Published in the Journal of Neuroscience, the study demonstrates that accurate beat-keeping involves synchronization between the areas of the brain responsible for hearing and movement.

Previous studies have established a relationship between reading ability and neural response consistency; however, explains co-author Nina Kraus, "By directly linking auditory responses with beat-keeping ability, we have closed the triangle."

To carry out the study, Kraus, the director of Northwestern University's Auditory Neuroscience Laboratory, administered two tests to 124 high school students. The first required students to tap their finger along with the pulse of a metronome in order to measure how accurately they were able to keep rhythm with the device.
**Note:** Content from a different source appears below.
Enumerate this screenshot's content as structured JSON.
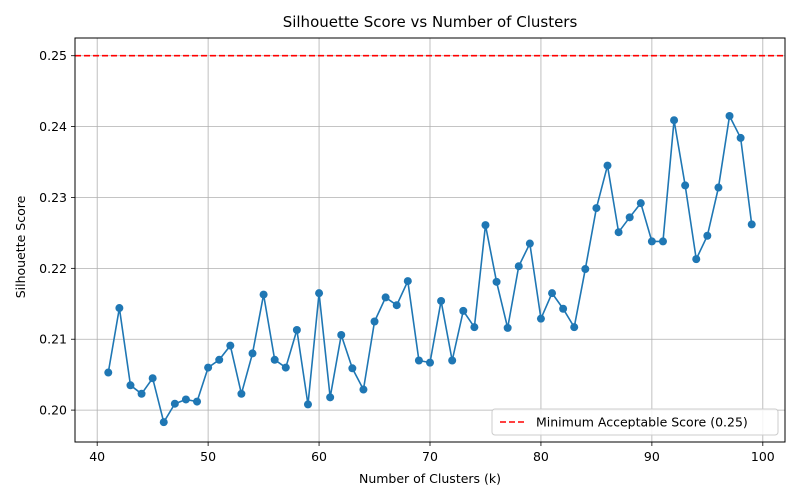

In the second test, students were fitted with electrodes that measured the consistency of their brain response to a repeated syllable.

In the end, the students who were able to tap along with the metronome with the highest degree of accuracy exhibited a more consistent brain response during the syllable test.

"This is supported biologically," Kraus said. "The brainwaves we measured originate from a biological hub of auditory processing with reciprocal connections with the motor-movement centers. An activity that requires coordination of hearing and movement is likely to rely on solid and accurate communication across brain regions."

Even without peering into the brain, Kraus says it makes sense that beat-keeping and reading and language skills are linked.

"Rhythm is an integral part of both music and language," she said. "And the rhythm of spoken language is a crucial cue to understanding."

This is evident, the researcher points out, in the case of emphasis or in detecting the difference between consonants like "B" and "P."

As a result, Kraus hypothesizes that increased musical training may serve as a kind of exercise for the auditory system, "leading to less neural jitter and stronger sound-to-meaning associations that are so essential to learning to read."